Утраченное утро жизни | страница 77
Первые два дня, имея за плечами два семинарских года и сданные экзамены, я чувствовал свою значительность и даже как бы ею кичился. Дона Эстефания вела себя со мной вполне корректно, дети ее улыбались мне и разговаривали со мной с опаской, а мои родные смотрели на меня с умилением. И по всему этому мне казалось, что новизна моего появления и мое недолгое здесь присутствие давали мне право держаться с достоинством. Однако очень скоро все пошло по-старому, и я снова почувствовал себя одиноким и обиженным. Мариазинья вновь спрашивала меня, когда же я буду служить мессу, сеньор капитан посылал отнести на почту письма, а дядя Горра опять принялся причитать по поводу того, что, будучи священником, я не смогу иметь женщину. Однако больше всего меня мучила жестокость доктора Алберто, который вскоре тоже приехал на каникулы. Помню, как, ожидая его прибытия, все мы спустились вниз и ждали его у двери. Из повозки он вышел с обычным утомленным видом, косящим и стреляющим по сторонам глазом, и желтыми порочными руками. Поцеловал родителей, сестру и братьев, а увидев меня, поднял вверх палец и бросил:
— Привет, отец.
Дона Эстефания мягко улыбнулась шутке, а я покраснел.
Теперь в долгие августовские сиесты доктор Алберто призывал меня часто в свою комнату и, вытягиваясь на кровати, принимался со мною беседовать. Несколько раз предлагал мне вопрос для обдумывания и почти тут же засыпал. В основном ему нравилось со мной беседовать о церкви и священниках, которых я всегда с жаром защищал. А когда он пресыщался всем этим, то закуривал сигару и хрипло говорил, почти приказывая:
— Все. Поди поразмысли хорошенько.
И я уходил, не сказав ни слова. Но это не досаждало мне, так как доктор всегда обращался со мной бесцеремонно.

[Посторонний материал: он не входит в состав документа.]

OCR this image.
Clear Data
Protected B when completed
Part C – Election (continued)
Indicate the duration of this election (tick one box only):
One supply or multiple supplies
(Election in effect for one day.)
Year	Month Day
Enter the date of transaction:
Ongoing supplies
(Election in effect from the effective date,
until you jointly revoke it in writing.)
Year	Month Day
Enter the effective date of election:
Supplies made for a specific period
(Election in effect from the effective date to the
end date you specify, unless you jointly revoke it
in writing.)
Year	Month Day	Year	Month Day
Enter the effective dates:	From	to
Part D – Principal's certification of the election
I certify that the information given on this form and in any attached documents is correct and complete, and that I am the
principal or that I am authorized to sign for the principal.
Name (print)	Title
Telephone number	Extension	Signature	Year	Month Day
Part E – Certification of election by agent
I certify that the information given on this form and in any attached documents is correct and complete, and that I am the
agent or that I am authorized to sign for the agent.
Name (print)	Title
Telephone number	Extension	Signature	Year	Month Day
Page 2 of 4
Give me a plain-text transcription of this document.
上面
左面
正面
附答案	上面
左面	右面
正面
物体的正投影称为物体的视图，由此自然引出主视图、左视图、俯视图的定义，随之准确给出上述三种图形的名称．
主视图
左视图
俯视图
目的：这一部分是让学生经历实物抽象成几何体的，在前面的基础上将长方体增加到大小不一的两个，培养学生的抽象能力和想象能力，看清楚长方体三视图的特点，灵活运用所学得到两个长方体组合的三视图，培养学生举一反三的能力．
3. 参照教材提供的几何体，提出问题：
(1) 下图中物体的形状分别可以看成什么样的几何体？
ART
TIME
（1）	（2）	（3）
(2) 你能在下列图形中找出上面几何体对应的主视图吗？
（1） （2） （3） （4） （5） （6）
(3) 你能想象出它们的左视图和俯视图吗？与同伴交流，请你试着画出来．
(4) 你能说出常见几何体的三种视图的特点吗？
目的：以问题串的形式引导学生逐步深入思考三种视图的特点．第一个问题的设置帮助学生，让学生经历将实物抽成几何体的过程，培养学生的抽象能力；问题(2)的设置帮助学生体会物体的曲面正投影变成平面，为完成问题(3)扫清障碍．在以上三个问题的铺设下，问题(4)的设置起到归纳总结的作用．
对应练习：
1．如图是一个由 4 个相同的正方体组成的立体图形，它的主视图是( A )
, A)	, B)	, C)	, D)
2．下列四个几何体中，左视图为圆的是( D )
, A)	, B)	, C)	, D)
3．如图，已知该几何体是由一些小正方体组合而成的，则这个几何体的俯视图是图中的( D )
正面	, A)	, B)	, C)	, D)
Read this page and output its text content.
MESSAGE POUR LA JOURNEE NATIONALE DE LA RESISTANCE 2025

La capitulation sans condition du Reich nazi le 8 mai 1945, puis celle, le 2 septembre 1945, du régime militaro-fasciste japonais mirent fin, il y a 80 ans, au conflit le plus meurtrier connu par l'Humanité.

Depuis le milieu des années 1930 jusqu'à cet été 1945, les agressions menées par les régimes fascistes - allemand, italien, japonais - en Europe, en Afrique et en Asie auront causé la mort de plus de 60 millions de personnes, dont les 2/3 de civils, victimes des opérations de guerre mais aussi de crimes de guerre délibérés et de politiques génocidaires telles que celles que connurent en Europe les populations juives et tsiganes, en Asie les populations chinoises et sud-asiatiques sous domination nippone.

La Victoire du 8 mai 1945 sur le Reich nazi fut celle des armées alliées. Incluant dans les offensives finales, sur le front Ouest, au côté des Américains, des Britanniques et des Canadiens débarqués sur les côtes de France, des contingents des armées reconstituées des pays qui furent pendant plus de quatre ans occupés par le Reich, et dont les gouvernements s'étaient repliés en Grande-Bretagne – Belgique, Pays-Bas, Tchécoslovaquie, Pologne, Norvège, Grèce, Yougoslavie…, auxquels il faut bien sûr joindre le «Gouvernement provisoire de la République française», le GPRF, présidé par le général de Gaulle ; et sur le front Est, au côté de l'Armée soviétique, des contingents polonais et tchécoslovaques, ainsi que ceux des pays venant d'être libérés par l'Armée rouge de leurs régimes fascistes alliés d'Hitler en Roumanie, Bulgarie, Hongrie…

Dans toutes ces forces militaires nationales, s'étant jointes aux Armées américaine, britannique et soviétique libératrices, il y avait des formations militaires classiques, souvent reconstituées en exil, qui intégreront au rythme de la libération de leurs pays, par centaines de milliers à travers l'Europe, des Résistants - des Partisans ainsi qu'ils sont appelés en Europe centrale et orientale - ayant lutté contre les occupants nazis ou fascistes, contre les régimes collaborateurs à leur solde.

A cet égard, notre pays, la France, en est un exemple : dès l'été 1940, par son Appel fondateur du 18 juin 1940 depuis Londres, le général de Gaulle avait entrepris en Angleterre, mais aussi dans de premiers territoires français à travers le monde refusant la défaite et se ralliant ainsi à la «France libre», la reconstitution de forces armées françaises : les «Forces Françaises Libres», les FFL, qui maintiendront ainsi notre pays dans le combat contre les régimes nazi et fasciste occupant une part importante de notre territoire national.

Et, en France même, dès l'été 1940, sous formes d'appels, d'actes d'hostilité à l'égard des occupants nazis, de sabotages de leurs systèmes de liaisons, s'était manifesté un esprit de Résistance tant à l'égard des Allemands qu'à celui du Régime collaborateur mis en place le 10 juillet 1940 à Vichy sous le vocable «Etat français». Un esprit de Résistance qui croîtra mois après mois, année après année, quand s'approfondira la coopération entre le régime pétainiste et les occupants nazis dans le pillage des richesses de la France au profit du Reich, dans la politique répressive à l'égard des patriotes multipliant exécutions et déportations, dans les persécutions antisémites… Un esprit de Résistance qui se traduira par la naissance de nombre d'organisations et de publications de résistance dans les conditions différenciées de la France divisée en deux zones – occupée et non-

Однако чуть позже, по мере того как им завладевала скука, он, зная, что мои возможности отвечать на его вопросы исчерпаны, принимался надо мной издеваться:
— А вот что бы ты сделал, если бы нашел в своей комнате Каролину?
Ярость поднималась во мне, и грубость просилась на язык: «Взял бы!» Однако муть в голове и смятение чувств меня охватывали всего целиком, и я уходил из его комнаты. Чувствуя себя во власти всех и каждого, я считал себя побежденным насмешками и несправедливостью. Свойственный мне страх зажимал меня, а отвращение ко всему отравляло душу. С тайной злобой и полным яда стеклянным взглядом доктор Алберто радостно подшучивал надо мной:
— Тут говорят, что ты стреляешь за девицами. Они как-нибудь донесут на тебя епископу.